La fonction publique doit sans cesse s’adapter pour répondre aux besoins de nos concitoyens. Cela signifie:
- opérer un repyramidage des postes pour tirer les conséquences des évolutions des missions : moins de production, plus d’expertise, plus d’accueil,
d’accompagnement et de lien social ;
- donner la priorité à quelques fonctions : santé, sécurité, éducation. Il faudra donc se prononcer clairement sur les besoins en recrutement, en
assumant des arbitrages sur d’autres fonctions (défense ? rationalisation des structures territoriales ? par exemple)
Une réforme de la fonction publique est nécessaire notamment pour faciliter la mobilité entre les différentes fonctions publiques et investir dans la
durée sur les ressources humaines.
B- Au travers du processus de réforme, opaque, incohérent et désordonné auquel nous assistons
aujourd’hui, le Gouvernement veut rompre avec le modèle républicain à la française et installer un Etat minimal, celui des libéraux.
Au nom de nos concitoyens, nous ne pouvons accepter :
- ni la dégradation du service
- ni les inégalités d’accès qui se développent
- ni la régulation par l’argent des biens rares ou collectifs.
Notre opposition au projet est radicale dans la mesure où nous refusons de changer de modèle, comme le veut le Gouvernement : affaiblissement de l’Etat et des
services publics, privatisation rampante et remise en cause des principes fondamentaux de la fonction publique.

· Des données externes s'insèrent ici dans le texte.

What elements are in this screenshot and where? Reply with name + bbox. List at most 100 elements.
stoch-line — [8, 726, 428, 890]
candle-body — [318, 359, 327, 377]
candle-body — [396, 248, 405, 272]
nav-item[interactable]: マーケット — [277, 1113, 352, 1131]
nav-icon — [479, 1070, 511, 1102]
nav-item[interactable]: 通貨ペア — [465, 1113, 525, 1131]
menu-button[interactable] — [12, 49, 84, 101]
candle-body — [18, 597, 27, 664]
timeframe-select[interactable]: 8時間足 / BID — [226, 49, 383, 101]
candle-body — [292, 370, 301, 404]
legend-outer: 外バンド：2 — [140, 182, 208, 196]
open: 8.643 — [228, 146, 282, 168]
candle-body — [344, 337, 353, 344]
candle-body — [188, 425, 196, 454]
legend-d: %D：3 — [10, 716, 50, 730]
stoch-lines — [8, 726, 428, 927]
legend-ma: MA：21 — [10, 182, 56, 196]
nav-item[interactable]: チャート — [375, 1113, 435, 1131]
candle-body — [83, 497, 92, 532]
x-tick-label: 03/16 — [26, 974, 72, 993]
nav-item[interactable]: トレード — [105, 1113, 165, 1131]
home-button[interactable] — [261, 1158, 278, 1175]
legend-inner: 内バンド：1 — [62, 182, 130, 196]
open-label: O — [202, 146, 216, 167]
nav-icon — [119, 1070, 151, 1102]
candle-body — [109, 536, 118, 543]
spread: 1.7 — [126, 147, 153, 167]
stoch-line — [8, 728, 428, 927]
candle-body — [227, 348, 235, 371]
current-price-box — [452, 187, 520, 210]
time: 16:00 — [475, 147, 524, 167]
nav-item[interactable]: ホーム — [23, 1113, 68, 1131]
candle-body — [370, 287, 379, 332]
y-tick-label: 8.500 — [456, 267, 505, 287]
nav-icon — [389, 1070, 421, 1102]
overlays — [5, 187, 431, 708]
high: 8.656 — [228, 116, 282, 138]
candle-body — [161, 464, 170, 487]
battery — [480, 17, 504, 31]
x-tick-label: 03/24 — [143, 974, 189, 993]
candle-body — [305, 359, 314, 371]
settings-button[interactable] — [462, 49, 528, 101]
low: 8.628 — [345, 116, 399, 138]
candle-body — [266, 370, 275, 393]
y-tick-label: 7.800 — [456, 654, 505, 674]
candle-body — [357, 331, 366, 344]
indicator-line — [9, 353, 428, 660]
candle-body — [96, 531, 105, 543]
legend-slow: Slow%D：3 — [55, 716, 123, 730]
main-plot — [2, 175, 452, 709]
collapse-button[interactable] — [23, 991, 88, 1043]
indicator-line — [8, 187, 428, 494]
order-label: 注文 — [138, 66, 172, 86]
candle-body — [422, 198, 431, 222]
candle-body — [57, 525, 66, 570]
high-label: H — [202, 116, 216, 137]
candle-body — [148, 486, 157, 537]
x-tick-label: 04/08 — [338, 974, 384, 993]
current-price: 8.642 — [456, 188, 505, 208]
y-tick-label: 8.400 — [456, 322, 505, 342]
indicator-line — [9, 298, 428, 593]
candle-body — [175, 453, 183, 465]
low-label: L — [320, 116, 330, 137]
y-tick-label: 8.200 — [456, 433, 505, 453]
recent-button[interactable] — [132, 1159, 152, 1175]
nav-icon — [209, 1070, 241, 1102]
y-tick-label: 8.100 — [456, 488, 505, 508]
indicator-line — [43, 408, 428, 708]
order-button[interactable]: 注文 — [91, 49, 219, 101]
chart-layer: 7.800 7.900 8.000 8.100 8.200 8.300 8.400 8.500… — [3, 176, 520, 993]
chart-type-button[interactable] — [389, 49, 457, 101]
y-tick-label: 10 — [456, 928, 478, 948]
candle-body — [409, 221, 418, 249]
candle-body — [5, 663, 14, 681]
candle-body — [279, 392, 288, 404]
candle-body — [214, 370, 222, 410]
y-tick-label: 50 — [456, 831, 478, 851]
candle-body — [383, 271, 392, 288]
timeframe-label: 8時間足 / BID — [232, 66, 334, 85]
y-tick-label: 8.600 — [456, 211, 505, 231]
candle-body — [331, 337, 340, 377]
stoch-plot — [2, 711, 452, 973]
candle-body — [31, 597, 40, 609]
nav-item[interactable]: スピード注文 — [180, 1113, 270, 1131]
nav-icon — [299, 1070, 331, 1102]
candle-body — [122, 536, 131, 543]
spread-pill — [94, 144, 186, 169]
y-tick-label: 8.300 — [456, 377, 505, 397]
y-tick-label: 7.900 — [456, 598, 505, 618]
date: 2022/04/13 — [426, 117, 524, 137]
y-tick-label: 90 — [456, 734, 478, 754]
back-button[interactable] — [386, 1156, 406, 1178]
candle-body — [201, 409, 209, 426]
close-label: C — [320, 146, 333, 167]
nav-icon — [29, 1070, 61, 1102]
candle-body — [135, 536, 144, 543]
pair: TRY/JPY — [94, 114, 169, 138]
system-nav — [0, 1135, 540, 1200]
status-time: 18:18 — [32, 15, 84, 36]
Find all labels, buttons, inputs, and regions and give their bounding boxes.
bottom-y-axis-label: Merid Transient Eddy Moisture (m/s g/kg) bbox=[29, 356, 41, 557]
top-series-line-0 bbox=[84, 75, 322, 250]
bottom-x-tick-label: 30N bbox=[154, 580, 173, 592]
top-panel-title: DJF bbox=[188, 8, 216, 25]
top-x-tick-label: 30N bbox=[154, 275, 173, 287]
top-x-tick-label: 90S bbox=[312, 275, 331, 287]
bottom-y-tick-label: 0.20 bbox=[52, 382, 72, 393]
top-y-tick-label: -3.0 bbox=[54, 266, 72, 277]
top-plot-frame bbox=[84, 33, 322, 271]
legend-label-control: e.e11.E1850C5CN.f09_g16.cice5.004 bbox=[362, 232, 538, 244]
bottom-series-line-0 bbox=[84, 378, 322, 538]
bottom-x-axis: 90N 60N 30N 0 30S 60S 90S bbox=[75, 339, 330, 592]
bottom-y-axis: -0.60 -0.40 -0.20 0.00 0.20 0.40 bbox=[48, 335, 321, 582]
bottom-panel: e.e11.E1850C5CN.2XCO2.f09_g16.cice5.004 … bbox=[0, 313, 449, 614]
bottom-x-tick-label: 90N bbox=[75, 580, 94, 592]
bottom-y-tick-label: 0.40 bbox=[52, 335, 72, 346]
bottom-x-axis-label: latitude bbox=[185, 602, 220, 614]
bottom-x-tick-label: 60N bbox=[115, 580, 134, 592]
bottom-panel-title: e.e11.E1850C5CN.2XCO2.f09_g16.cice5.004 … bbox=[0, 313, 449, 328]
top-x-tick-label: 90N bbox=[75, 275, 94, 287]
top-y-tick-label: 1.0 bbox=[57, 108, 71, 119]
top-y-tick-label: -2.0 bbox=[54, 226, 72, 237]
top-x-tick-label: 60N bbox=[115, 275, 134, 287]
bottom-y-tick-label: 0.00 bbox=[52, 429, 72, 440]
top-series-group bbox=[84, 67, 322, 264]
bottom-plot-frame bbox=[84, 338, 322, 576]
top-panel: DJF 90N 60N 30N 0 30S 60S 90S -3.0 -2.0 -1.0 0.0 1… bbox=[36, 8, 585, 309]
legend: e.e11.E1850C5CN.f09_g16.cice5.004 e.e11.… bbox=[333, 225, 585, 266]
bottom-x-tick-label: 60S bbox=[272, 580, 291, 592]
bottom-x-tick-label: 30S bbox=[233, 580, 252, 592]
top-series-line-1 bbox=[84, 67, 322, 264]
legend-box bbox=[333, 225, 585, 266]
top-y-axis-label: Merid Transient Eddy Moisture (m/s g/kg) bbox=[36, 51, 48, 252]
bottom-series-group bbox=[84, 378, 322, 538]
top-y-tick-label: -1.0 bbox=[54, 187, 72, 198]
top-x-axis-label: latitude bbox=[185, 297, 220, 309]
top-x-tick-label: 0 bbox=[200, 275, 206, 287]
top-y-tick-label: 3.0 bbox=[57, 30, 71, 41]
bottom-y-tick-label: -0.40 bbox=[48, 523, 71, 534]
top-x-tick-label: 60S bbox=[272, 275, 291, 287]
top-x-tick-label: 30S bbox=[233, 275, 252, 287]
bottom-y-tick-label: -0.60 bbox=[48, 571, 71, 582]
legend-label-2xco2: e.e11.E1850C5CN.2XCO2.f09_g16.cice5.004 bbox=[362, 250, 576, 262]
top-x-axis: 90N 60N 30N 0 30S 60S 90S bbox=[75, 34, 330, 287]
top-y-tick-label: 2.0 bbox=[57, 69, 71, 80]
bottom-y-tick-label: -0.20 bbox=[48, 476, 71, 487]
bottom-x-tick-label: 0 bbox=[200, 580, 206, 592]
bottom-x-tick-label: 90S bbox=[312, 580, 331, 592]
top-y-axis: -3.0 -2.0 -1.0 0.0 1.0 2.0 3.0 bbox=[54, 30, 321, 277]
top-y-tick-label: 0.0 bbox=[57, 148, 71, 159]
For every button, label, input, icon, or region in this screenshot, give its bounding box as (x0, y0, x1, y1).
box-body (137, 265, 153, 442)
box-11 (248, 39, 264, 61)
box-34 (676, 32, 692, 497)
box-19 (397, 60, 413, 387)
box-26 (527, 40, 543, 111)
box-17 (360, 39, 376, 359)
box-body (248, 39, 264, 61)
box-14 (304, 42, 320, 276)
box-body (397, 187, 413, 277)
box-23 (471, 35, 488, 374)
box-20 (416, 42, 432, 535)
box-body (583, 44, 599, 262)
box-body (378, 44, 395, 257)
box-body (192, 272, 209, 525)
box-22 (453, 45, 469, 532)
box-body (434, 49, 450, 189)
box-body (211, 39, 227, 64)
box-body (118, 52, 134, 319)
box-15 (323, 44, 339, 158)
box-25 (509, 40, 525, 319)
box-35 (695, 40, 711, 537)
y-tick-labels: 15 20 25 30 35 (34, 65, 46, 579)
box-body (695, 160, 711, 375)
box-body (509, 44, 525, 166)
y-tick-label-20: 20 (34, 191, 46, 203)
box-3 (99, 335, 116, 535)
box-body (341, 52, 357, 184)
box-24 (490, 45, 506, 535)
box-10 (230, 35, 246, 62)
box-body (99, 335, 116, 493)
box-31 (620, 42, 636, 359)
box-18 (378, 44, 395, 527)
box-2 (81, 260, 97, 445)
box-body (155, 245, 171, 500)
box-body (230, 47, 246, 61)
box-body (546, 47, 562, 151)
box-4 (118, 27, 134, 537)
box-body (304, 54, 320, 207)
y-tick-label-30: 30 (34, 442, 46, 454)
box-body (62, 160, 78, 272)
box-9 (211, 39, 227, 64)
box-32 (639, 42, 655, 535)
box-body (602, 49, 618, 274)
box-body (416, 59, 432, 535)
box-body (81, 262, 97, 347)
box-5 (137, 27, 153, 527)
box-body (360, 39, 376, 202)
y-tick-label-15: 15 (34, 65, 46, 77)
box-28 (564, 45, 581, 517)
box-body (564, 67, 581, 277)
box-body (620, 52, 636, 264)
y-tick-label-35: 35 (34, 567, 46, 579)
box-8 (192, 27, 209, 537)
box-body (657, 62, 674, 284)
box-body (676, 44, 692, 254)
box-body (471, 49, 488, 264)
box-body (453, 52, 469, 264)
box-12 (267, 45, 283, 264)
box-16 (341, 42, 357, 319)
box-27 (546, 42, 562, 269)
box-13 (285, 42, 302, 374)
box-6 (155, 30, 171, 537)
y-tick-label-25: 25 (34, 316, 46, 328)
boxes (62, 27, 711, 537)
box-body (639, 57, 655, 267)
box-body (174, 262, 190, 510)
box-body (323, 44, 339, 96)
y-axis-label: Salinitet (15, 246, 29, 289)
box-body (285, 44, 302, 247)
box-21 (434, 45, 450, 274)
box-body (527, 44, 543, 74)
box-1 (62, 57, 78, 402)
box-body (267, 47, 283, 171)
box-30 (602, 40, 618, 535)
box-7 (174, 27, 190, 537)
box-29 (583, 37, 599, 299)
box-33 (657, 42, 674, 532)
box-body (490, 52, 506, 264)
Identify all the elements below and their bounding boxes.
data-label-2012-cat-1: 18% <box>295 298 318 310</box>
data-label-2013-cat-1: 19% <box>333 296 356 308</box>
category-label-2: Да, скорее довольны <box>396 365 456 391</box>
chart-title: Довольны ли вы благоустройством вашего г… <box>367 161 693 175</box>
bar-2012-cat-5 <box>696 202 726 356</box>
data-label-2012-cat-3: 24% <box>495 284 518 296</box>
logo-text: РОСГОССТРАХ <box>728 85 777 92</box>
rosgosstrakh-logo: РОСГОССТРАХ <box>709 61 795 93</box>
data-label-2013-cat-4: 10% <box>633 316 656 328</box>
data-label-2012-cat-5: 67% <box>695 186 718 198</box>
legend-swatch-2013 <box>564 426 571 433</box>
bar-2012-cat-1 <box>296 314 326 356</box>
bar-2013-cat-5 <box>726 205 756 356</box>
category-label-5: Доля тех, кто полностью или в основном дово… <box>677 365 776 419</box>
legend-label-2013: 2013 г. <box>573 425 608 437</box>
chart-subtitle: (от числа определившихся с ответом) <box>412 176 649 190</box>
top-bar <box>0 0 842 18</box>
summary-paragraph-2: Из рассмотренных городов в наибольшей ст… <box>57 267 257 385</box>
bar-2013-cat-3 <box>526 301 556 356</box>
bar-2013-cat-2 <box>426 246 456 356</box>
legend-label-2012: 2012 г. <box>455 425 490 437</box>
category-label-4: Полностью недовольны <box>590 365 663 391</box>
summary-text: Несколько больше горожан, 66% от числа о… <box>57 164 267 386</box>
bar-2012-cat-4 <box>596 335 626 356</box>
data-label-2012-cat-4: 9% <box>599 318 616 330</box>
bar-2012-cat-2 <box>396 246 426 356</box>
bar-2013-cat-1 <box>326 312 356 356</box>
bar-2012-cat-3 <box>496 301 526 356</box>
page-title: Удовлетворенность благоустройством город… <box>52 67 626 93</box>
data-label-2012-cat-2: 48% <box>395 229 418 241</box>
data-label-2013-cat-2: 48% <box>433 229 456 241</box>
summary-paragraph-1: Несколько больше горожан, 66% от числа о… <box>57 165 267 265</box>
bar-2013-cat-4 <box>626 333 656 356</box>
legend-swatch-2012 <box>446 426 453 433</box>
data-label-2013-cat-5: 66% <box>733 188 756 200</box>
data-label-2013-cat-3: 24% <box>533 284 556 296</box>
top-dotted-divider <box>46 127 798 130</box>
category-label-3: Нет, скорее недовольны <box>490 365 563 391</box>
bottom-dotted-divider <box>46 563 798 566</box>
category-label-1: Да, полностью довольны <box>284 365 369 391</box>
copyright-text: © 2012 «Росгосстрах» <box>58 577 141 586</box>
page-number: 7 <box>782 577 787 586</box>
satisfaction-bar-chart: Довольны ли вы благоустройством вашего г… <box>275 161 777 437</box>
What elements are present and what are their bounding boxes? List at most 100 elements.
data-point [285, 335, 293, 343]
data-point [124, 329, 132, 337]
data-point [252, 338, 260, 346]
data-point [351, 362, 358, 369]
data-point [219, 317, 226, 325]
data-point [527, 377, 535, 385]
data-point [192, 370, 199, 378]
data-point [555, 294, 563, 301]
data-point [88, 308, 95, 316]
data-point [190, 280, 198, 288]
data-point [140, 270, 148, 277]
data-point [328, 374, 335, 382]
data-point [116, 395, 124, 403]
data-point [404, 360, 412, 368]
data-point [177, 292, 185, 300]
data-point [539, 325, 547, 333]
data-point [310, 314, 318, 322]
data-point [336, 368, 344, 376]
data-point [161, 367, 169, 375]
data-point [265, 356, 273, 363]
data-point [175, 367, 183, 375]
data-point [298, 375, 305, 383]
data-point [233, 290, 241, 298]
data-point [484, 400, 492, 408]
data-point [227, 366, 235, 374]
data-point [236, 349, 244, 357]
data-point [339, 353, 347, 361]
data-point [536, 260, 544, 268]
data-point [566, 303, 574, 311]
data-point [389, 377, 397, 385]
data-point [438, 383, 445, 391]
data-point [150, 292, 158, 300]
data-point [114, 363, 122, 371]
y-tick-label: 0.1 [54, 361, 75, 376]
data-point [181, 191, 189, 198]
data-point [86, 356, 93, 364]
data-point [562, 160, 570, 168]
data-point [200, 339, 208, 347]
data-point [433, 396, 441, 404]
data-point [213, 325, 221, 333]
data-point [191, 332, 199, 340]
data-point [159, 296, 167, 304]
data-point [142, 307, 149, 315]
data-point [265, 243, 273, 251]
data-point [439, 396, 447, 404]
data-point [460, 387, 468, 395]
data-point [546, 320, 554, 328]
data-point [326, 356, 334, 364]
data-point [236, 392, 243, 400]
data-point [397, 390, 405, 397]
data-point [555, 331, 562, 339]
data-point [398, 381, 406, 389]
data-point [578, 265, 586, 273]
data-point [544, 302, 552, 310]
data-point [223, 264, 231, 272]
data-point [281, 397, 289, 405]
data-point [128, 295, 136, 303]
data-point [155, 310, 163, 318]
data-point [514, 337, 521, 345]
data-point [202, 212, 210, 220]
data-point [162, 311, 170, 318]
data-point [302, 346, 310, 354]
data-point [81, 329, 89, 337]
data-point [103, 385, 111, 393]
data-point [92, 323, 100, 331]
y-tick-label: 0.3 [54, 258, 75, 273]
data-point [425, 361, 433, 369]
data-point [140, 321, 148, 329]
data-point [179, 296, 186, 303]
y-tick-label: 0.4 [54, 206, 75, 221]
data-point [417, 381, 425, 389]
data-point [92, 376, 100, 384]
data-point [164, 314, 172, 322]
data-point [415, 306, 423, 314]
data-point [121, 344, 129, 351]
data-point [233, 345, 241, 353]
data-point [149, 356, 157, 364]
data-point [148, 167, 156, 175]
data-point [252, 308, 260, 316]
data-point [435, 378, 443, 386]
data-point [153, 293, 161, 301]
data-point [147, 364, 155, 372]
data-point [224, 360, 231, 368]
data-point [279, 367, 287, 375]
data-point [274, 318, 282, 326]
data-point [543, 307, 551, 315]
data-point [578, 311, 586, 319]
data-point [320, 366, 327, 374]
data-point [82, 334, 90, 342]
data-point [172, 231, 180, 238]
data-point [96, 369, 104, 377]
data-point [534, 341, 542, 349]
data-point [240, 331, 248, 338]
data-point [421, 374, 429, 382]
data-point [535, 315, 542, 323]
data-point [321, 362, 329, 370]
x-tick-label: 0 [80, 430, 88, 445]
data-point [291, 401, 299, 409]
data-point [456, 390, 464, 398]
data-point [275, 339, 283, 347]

Sur ce dernier point, on assiste à un vrai changement de logique. On fait disparaître les garanties traditionnellement accordées aux fonctionnaires pour les
remplacer par de la souplesse avec le recrutement par contrat, la rémunération négociée, la promotion au choix plutôt que le concours interne ; ce qui veut dire plus de pouvoir discrétionnaire
pour le pouvoir hiérarchique et donc, dans les faits, soumission au lieu de compétence et indépendance.